Patricia Garcia-Cañadilla, who is currently working as a biomedical engineer in the Pompeu Fabra University Department of Information and Communication Technology, will join the Institute of Cardiovascular Science in the Cardiovascular Morphology Unit at University College London (United Kingdom).

She works on processing images and implementing computational models of the cardiovascular system and her stay will focus on analyzing high-resolution images and providing tools for cardiologists to measure the macroanatomy and microstructure of the cardiac muscle in fetal hearts and the later correlation with cardiac function, according to a press release from the Daniel Bravo Foundation.

Dr. Ignasi Barba, of the Experimental Cardiology Laboratory at the Vall d’Hebron Research Institute (VHIR), will be in the Department of Biochemistry at Cambridge University (United Kingdom). Since he joined the VHIR in 2003, Barba has studied aspects of cardiovascular metabolism associated with coronary diseases and myocardial ischemia in the research group led by professor David Garcia-Dorado, one of the leading researchers in ischemia-reperfusion in the world.

Barba has been in charge of the nuclear magnetic resonance platform, an essential tool for this new stage of his career, as the team at Cambridge is headed up by Dr.
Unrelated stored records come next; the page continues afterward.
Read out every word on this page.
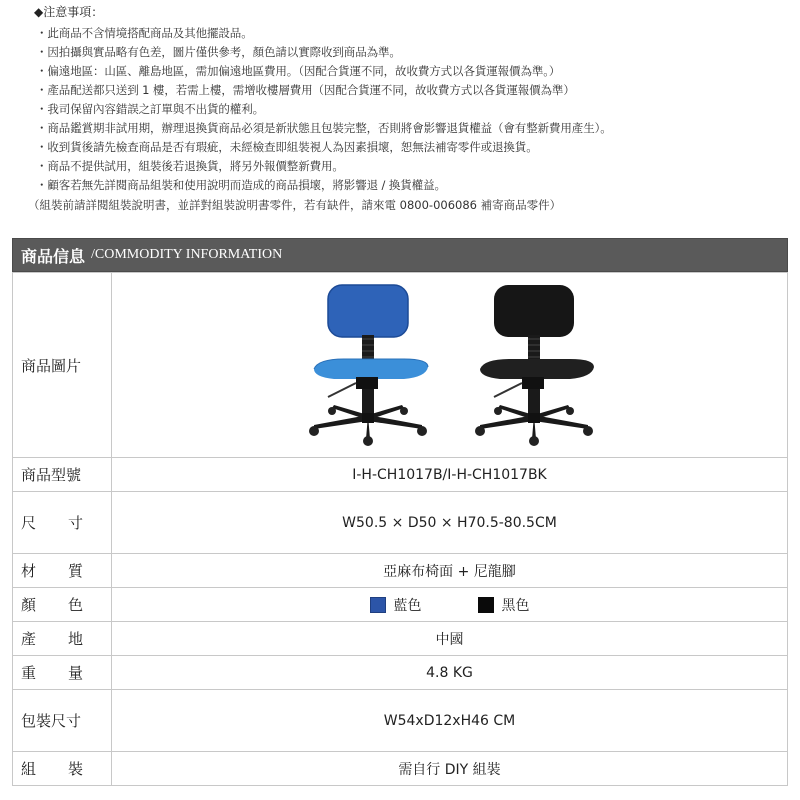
◆注意事項：
・此商品不含情境搭配商品及其他擺設品。
・因拍攝與實品略有色差，圖片僅供參考，顏色請以實際收到商品為準。
・偏遠地區：山區、離島地區，需加偏遠地區費用。（因配合貨運不同，故收費方式以各貨運報價為準。）
・產品配送都只送到 1 樓，若需上樓，需增收樓層費用（因配合貨運不同，故收費方式以各貨運報價為準）
・我司保留內容錯誤之訂單與不出貨的權利。
・商品鑑賞期非試用期，辦理退換貨商品必須是新狀態且包裝完整，否則將會影響退貨權益（會有整新費用產生）。
・收到貨後請先檢查商品是否有瑕疵，未經檢查即組裝視人為因素損壞，恕無法補寄零件或退換貨。
・商品不提供試用，組裝後若退換貨，將另外報價整新費用。
・顧客若無先詳閱商品組裝和使用說明而造成的商品損壞，將影響退 / 換貨權益。
（組裝前請詳閱組裝說明書，並詳對組裝說明書零件，若有缺件，請來電 0800-006086 補寄商品零件）
商品信息 /COMMODITY INFORMATION
商品圖片	

商品型號	I-H-CH1017B/I-H-CH1017BK

尺 寸	W50.5 × D50 × H70.5-80.5CM

材 質	亞麻布椅面 + 尼龍腳

顏 色	藍色 黑色

產 地	中國

重 量	4.8 KG
包裝尺寸	W54xD12xH46 CM

組 裝	需自行 DIY 組裝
Kevin M. Brindle, a leader in the application of hyperpolarization in nuclear magnetic resonance studies in the life sciences. The researcher will focus on studying the ALDH2 enzyme.

The third grantee, Sergi Sayols, is in his second year of predoc study in the group led by Dr. Roberto Elosua Llanos at IMIM. He has chosen the Department of Epidemiology at the University of Alabama at Birmingham (United States) for his stay abroad, joining a group that participates in international consortia to study the impact of genetics on coronary disease.

Sayols is studying the relationship between coronary disease and environmental factors, lifestyle and DNA methylation. “I want to focus on discovering whether or not the association between DNA methylation and cardiovascular phenotypes is random,” explains the researcher. His stay in Alabama will not only reinforce Sayols’ training in epigenetic studies to diagnose cardiovascular disease but will also promote synergies between the Catalan and US research groups.

The Daniel Bravo Andreu biomedical research grants are awarded each year by the private foundation of the same name to researchers working in Catalonia. This is the third edition and the deadline for this year's call for proposals was 25 April.